In general, CPAP has the greatest impact on the pharyngeal lateral walls which are more compliant than the soft palate and tongue base [5, 13]. Nevertheless, we found similar pressure requirements for all three upper airway levels. Persistent collapse was only seen at the soft palate and epiglottis. This is in accordance with research of Dieleman et al. who applied CPAP during DISE to identify causes of CPAP failure [6]. Together, these findings suggest that both the soft palate and epiglottis are important areas to consider when dealing with suboptimal CPAP results.
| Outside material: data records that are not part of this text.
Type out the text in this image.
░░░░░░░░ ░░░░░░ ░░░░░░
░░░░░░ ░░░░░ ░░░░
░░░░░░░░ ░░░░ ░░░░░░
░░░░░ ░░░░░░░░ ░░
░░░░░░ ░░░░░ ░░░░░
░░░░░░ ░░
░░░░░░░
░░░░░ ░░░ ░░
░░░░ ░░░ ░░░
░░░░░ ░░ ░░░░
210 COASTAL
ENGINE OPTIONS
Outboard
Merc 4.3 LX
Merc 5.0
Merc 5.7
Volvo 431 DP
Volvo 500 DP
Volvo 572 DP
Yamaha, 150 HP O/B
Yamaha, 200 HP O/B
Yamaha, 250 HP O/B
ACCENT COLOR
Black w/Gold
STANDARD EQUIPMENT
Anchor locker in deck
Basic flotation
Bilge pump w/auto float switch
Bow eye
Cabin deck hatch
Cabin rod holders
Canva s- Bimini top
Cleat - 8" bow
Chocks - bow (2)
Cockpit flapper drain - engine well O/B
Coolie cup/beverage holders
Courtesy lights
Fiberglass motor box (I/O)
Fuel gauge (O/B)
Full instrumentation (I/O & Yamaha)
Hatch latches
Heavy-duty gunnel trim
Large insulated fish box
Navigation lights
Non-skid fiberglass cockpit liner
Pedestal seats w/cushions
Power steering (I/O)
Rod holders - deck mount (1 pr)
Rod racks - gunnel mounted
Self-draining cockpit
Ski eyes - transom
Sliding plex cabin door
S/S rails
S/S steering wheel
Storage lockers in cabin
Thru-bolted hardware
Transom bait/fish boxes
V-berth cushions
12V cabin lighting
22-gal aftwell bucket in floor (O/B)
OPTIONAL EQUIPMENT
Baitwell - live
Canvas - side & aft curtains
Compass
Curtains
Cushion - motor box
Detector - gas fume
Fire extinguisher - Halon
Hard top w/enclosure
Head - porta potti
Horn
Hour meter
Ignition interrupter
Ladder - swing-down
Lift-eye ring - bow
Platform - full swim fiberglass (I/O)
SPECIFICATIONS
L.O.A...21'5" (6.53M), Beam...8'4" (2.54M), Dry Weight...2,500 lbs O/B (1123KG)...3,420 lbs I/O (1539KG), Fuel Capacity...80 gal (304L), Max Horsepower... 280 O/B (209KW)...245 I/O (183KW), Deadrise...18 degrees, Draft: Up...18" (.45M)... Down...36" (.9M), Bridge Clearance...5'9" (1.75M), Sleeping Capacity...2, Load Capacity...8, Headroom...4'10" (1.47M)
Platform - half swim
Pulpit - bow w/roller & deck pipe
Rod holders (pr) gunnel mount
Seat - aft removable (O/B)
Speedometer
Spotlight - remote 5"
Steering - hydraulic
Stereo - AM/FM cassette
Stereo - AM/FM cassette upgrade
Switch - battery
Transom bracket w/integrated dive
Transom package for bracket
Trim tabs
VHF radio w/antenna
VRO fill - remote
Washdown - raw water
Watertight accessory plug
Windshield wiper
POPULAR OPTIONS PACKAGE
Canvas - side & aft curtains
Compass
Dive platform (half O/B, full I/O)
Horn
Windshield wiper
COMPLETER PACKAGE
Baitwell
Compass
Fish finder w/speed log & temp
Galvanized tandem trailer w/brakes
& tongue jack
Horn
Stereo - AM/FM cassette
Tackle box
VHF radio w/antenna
Interestingly and unexpectedly, CPAP normalized PIF and Vi in all patients regardless of its effect on the epiglottis. This finding challenges the notion that epiglottis collapse is a contra-indication for CPAP therapy. However, it is important to bear in mind that epiglottis collapse under CPAP may cause discomfort, particularly a choking sensation, thereby reducing adherence. This has been recently demonstrated by a case-control study in which patients with epiglottis collapse were less adherent and more likely to terminate CPAP than controls [14]. Therefore, other treatment strategies that are known to be effective, such as oral appliances and positional interventions, should be considered as well in patients with primary epiglottis collapse [15, 16].

A particular strength of this study were the direct measurements of Pmask which reflects effective CPAP. Air leakage during CPAP is not uncommon, especially in research settings with modified masks and simultaneous endoscopy, and can result in erroneous observations. Therefore, these measurements allow for more accurate inferences on CPAP-related changes in upper airway dimensions.

This study has some limitations. First and foremost, due to the invasive nature of the measurements, the sample size was rather small, and while female sex was not an exclusion parameter, only males participated in the study. Patients also had less severe OSA compared to previous studies which may explain the lower CPAP requirements in the present study. Secondly, CPAP was titrated until resolution of flow limitation, not upper airway collapse. Therefore, it is possible that even higher pressures would have improved collapse of the epiglottis. Lastly, the study did not include data on clinical efficacy and adherence. It would be interesting to evaluate the relationship between persistent epiglottis collapse and CPAP-intolerance in future studies.

Notwithstanding these limitations, the current study provides insights into upper airway mechanics and collapse patterns that may or may not respond favorably to CPAP. Our findings demonstrate that while CPAP does not effectively address epiglottis collapse, it does resolve flow limitation regardless of its effect on the epiglottis.